Advertisement

Tustin Marine Base Land to Be Auctioned

Share
TIMES STAFF WRITER

The federal government has posted three parcels of land at the former Tustin Marine base for online auction, an act that carries as much symbolism--for the former helicopter station and the closed El Toro Marine base--as it does potential cash for the Navy.

Interest generated by the Tustin auction probably will affect how the Navy handles the disposal of the 4,700-acre El Toro base. The Navy announced a day after last month’s election rezoning El Toro for a future park that it would declare on April 23 whether it will dispose of all or part of that base through a public sale.

Since then, four of Orange County’s five supervisors have met with Navy officials in Washington to argue against a piecemeal sale of El Toro, and for more time to present an alternative redevelopment plan for the base.

Advertisement

But the Navy “is focused on removing the El Toro property from the books, and its mission is to put dollars back into the Navy coffers,” Supervisors Tom Wilson and Chuck Smith said in a joint statement this week.

Until a few months ago, most of the 1,600-acre Tustin base was slated to be given free to the city of Tustin for redevelopment. Navy officials announced in February that they would keep some of the land and sell it.

The General Service Administration’s announcement of the upcoming sale on its Web site is a first for the Orange County bases, which closed in July 1999. Proceeds are intended to help cover the $1-billion cost of relocating troops, reflecting a policy established by the Bush administration to recoup military costs.

The Navy also wants to dispose of its closed bases, such as El Toro, as Congress eyes a new round of military closures in 2005. The Seal Beach Naval Weapons Station is said to be among U.S. bases considered for shutdown.

The Tustin land is among five “Hot Properties” featured on the Web site for GSA’s Office of Property Disposal. It is the largest chunk of former military land for sale.

Other properties include the 174-acre former Oak Knoll Naval Hospital outside Oakland, which goes out for bid May 15 with a suggested opening bid of $6 million; more than a dozen parcels of less than 10 acres each in Las Vegas; and several single-family homes in Florida. A house in Northern California that was used as an airport weather station also is for sale.

Advertisement

The 235 acres to be sold in Tustin are among the most valuable on that base. They hold the bulk of 1,257 single-family homes used as military housing, and they account for more than half of the total base area designated for new homes in the city’s redevelopment plan.

The GSA Web site initially posted the Tustin land’s minimum value at $25 million--a figure a Navy spokesman said was a misprint.

No dollar value has been or will be established for the property, said Lee Saunders, environmental public affairs spokesman for the Navy’s Southwest division in San Diego.

“It’s an auction,” he said. “The purpose of an auction is to get the best price.”

Residential land ready for development in nearby Irvine--without existing homes--has gone for as much as $1 million an acre.

Sale details still are being worked out, including opening bid amounts for each parcel, Saunders said.

School District, City Deal Is Still Needed

Interest could be heavy; 22 developers submitted bids to the city of Tustin for a smaller, undeveloped parcel without roads, sewers or utilities that the city will get on the northeast corner of the base.

Advertisement

Tustin officials said many of the former military houses on the Irvine side of the base are less than 20 years old and can easily be refurbished. Others will be demolished and rebuilt.

The only remaining hurdle for redevelopment is a dispute between the city and the Santa Ana Unified School District, which wants land on the base for a school. A bill passed last year by the Legislature requires Tustin to turn over 100 acres to Santa Ana Unified if ongoing negotiations fail for a 22-acre parcel and $38 million in cash.

The city cannot zone its base property--a necessary step for redevelopment--until the land dispute is resolved. Tustin and the school district have been fighting for eight years.

That hasn’t stopping the Navy from moving forward, Tustin City Manager William A. Huston said. The Tustin land sale will occur sometime this summer, and the Navy hopes that will provide enough time for the city and the school district to reach a settlement.

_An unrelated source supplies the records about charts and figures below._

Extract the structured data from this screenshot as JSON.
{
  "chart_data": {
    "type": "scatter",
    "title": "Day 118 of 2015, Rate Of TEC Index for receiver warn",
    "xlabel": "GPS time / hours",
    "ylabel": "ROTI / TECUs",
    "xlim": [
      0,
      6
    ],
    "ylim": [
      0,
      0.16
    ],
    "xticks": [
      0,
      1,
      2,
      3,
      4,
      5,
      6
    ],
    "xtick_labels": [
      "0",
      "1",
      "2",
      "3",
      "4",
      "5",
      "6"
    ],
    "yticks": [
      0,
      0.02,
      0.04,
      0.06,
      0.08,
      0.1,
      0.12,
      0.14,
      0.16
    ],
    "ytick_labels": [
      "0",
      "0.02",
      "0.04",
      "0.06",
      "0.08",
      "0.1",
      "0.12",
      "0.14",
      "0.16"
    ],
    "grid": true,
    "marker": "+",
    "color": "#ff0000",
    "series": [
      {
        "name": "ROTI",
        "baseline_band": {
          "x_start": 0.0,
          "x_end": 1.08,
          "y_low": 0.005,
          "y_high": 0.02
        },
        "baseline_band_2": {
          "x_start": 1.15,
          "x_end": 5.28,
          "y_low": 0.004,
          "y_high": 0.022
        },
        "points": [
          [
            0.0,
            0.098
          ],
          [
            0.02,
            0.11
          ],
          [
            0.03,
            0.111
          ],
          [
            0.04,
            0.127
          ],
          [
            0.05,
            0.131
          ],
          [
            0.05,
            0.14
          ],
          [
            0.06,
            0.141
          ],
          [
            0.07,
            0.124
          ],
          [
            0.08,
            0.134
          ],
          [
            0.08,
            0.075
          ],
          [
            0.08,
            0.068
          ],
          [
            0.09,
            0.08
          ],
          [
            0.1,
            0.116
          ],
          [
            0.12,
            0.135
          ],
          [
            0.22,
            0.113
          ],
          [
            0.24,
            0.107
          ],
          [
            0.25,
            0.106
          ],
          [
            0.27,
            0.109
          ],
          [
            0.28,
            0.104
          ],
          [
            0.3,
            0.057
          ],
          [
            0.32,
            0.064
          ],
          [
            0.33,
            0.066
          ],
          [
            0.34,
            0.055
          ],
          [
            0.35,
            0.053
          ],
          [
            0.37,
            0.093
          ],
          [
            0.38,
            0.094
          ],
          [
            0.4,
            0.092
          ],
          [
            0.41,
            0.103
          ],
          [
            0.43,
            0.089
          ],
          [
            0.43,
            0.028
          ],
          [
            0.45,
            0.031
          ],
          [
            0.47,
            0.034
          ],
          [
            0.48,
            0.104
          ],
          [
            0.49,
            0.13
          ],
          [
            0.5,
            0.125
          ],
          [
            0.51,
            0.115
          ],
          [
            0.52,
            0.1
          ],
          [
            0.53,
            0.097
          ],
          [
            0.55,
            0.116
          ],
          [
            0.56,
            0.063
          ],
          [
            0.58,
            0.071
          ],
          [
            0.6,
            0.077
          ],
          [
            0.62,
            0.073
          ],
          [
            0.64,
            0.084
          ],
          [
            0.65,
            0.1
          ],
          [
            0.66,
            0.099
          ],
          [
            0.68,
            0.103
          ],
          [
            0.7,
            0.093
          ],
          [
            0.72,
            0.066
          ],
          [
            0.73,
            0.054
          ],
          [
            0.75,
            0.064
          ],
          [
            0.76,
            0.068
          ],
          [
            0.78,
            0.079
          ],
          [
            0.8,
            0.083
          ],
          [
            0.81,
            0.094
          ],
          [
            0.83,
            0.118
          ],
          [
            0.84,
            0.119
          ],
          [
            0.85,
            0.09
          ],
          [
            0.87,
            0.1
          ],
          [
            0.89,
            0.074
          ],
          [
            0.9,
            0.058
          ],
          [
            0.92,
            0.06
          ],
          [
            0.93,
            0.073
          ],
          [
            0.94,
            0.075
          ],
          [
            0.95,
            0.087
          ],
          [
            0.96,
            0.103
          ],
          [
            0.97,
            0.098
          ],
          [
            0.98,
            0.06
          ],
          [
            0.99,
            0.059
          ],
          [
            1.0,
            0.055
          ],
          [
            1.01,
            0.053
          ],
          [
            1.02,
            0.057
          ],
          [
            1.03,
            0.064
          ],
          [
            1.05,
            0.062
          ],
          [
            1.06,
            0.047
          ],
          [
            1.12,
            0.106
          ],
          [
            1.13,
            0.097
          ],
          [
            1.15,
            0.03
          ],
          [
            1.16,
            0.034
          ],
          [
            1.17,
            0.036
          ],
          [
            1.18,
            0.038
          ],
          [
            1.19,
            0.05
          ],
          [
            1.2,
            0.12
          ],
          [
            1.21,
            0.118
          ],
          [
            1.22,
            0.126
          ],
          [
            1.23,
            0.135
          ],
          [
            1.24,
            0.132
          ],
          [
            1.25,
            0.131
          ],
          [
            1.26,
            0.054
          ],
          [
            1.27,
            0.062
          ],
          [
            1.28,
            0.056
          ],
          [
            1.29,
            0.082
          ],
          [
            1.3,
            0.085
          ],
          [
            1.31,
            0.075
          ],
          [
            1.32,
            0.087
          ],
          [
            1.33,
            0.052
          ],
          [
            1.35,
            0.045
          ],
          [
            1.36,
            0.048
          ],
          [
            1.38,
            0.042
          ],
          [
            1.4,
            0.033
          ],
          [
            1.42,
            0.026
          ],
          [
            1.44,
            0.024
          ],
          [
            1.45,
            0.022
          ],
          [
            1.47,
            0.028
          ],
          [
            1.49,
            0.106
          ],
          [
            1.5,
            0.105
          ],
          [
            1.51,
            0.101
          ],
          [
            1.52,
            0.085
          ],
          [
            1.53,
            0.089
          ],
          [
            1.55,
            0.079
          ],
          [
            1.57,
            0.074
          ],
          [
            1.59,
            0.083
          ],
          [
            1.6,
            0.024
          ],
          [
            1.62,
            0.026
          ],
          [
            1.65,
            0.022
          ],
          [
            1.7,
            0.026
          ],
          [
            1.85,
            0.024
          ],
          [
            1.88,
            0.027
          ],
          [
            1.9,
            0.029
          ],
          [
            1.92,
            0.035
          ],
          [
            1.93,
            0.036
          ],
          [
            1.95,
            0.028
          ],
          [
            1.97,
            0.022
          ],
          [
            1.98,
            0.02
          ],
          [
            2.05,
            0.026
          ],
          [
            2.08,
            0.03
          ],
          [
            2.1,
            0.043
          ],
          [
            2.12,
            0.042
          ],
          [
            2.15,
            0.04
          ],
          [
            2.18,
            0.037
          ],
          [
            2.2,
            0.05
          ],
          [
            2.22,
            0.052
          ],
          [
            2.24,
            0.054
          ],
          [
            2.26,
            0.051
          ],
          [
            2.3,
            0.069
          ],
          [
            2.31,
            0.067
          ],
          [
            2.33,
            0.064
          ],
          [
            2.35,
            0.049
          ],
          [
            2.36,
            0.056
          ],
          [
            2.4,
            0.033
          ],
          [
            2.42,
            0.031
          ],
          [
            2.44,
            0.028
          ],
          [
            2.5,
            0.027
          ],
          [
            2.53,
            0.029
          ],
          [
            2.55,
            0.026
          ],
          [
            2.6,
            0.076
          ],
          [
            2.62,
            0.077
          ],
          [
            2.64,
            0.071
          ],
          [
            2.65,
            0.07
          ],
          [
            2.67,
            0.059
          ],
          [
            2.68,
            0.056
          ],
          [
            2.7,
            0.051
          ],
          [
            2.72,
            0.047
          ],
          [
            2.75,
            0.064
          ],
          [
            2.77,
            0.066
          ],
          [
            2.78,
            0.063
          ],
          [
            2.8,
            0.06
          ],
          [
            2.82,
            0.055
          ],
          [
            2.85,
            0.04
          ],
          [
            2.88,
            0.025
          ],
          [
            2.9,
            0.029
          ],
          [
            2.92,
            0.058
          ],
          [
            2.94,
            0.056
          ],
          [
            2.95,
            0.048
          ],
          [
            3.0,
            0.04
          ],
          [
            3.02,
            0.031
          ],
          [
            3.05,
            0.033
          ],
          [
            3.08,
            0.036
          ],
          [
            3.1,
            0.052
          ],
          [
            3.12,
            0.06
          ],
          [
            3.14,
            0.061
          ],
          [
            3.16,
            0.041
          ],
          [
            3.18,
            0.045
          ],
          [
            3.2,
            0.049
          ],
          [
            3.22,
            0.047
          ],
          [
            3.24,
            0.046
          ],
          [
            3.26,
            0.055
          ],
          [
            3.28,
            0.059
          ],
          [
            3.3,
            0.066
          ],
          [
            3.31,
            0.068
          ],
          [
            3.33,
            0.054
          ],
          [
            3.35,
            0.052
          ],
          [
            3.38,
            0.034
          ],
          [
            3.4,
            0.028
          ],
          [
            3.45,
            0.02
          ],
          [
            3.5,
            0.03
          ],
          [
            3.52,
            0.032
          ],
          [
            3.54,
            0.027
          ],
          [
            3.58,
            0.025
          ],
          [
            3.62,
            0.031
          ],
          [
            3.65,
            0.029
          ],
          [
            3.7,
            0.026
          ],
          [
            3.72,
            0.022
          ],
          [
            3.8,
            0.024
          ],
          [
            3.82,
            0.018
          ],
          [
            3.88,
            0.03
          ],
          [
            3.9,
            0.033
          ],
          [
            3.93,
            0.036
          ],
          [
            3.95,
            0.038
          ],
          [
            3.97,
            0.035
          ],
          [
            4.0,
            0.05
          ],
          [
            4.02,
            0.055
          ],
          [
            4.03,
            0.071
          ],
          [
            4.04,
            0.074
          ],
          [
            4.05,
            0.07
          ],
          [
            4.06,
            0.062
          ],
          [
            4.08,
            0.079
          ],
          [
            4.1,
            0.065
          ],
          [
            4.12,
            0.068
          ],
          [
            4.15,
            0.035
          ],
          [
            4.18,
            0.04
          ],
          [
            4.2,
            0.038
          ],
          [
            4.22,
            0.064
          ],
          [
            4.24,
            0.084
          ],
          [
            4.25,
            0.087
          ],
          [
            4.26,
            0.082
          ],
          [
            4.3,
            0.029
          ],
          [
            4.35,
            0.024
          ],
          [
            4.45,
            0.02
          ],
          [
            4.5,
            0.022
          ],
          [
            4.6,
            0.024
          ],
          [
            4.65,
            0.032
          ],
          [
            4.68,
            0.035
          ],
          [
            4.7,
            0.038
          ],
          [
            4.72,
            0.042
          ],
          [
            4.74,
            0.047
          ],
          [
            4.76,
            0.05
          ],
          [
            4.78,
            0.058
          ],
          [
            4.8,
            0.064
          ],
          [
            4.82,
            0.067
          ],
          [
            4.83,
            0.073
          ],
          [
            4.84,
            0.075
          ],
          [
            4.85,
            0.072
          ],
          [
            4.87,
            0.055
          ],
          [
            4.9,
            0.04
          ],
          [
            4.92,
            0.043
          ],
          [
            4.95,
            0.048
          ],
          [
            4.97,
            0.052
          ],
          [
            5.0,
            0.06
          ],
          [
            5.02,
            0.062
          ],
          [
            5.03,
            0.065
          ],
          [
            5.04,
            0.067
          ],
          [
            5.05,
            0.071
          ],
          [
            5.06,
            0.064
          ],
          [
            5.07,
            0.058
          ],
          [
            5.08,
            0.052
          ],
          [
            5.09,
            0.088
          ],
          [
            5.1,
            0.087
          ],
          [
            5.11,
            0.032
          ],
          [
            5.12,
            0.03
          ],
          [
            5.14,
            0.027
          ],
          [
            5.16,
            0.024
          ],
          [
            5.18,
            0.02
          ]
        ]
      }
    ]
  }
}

“Hopefully, we’ll arrive at a deal before then,” Huston said. “If not, that’s something we’ll have to deal with. [The Navy] wants to move on like the rest of us.”

Of the three parcels for sale, 94 acres are in Irvine and hold 550 houses. The rest are within Tustin in an area known as Tustin Villas. The oldest neighborhood, Moffett Meadows, was built in 1964; the other houses were built in the 1980s.

Advertisement

The federal government will turn over 14 of the homes to Families Forward, a nonprofit group that wants to use them to house homeless people attending career development classes. The houses will stay on site.

Toxic contamination was found years ago near one of the housing areas, according to the Marines. An area near Tustin Villas used for helicopter operations was treated in 1996 to remove petroleum from the soil.